FAUNE - Les autorités espagnoles ont annoncé ce dimanche qu'un ours avait été tué ce week-end dans le massif des Pyrénées. Il s'agit du troisième plantigrade qui succombe dans cette région depuis le début de l'année. De quoi générer la colère de plusieurs associations.

"L'ourse Sarousse est morte, abattue d'un coup de feu" dans la vallée de Bardaji. Le gouvernement régional d'Aragon a annoncé sur Twitter la mort d'un nouveau plantigrade dans les Pyrénées. Les autorités précisent qu'une personne ayant tiré les coups de feu dit "avoir agi en état de légitime défense". Une enquête sous l'égide des "Services de protection de la nature" a été ouverte. Une autopsie de l'animal devrait aussi être effectuée. 

Quelques jours plus tôt, une personne a été arrêtée dans le cadre de l'enquête sur la mort de l'ours Cachou, un ours mâle de six ans retrouvé mort début avril dans le val d'Aran en Espagne, près de la frontière avec la France. Un autre ours avait été abattu près de la station de ski française de Guzet, en Ariège, en juin dernier. Pour l'instant, les circonstances du décès de ces deux spécimens demeurent floues. 

"Une année noire pour l'ours dans les Pyrénées"

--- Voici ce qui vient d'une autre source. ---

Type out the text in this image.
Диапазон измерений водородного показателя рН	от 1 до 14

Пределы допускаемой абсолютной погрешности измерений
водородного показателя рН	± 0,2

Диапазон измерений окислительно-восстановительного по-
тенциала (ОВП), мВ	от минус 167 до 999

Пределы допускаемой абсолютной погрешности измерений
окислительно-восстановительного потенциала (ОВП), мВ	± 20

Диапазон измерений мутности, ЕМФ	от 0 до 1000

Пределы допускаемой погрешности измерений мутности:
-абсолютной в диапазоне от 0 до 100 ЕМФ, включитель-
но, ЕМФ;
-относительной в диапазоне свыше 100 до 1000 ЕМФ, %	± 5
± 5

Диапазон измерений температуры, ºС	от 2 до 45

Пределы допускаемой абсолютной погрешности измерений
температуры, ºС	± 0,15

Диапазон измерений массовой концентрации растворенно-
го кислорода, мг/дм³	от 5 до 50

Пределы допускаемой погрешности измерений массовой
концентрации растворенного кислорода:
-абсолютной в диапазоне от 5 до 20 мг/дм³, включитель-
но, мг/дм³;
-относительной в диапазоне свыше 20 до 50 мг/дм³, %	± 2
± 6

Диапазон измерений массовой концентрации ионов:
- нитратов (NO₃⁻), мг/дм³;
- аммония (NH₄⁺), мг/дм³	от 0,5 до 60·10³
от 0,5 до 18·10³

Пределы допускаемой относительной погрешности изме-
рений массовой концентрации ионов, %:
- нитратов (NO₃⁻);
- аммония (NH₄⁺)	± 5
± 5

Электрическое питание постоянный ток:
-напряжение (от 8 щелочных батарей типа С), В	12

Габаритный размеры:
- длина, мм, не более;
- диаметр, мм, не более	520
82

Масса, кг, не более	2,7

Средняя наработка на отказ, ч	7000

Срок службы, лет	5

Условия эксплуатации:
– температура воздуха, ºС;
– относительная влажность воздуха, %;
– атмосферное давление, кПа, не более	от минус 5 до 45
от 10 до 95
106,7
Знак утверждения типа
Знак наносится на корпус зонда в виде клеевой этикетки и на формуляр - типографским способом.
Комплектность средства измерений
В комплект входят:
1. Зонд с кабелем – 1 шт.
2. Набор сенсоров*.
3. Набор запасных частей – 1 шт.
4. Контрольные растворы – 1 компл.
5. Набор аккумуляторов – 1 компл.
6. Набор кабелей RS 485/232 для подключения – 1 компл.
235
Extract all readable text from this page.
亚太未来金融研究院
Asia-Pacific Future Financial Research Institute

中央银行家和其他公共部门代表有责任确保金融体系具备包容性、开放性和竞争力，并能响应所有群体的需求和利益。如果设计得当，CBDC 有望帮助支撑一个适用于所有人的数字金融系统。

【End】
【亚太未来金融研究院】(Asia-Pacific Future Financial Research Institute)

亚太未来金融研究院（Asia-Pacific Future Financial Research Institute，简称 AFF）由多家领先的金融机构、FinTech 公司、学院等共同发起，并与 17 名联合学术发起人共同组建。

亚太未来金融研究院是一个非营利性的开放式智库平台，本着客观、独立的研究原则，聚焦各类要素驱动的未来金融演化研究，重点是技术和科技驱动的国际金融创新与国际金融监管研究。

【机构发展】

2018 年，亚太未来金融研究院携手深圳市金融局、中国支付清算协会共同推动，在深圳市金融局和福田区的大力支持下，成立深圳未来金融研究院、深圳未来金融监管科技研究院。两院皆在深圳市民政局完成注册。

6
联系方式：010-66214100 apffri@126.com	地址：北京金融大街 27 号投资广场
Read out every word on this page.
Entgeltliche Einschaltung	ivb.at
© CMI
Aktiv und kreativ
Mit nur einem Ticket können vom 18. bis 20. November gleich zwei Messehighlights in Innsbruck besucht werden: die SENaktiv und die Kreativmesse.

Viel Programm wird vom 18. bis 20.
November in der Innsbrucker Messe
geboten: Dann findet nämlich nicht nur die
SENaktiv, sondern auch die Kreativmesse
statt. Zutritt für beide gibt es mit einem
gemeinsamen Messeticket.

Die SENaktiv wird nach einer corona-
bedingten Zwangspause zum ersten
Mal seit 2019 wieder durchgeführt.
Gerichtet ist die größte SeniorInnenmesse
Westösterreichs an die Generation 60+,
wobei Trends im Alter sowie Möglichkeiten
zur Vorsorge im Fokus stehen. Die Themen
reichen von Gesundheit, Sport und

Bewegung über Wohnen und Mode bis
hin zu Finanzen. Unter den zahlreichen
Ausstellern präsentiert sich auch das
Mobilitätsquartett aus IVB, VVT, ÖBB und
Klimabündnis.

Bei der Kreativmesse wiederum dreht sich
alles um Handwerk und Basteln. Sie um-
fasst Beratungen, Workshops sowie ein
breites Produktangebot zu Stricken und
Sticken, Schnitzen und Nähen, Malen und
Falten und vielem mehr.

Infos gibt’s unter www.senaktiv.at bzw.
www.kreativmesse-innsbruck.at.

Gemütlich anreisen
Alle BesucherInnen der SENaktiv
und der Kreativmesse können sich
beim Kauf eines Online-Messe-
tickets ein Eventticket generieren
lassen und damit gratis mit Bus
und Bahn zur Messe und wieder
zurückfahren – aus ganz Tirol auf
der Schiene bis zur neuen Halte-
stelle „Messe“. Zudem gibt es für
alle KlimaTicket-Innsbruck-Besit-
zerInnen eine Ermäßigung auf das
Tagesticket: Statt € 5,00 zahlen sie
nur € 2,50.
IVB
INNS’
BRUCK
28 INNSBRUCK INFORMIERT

Après ce nouvel accident, les associations Ferus et Pays de l’Ours-Adet ont réclamé de nouveaux plantigrades pour remplacer les individus tués. "Ces trois ours tués par l'homme doivent être remplacés suivant les engagements du plan ours 2018-2028", martèlent-elles ainsi dans un communiqué commun. Elles s'inquiètent également "d'une année noire pour l'ours dans les Pyrénées" tout en fustigeant "un silence assourdissant de la part des représentants de l'Etat français".

De part et d'autre des Pyrénées, la présence de l'ours est souvent sujette à débats, parfois décriée, parfois combattue. En août 2019, les autorités du val d'Aran avaient demandé le "retrait immédiat" de cet ours, dénonçant les prédations de chevaux. Du côté français, les anti-ours sont nombreux parmi les éleveurs, notamment en Ariège où se concentre la population de plantigrades.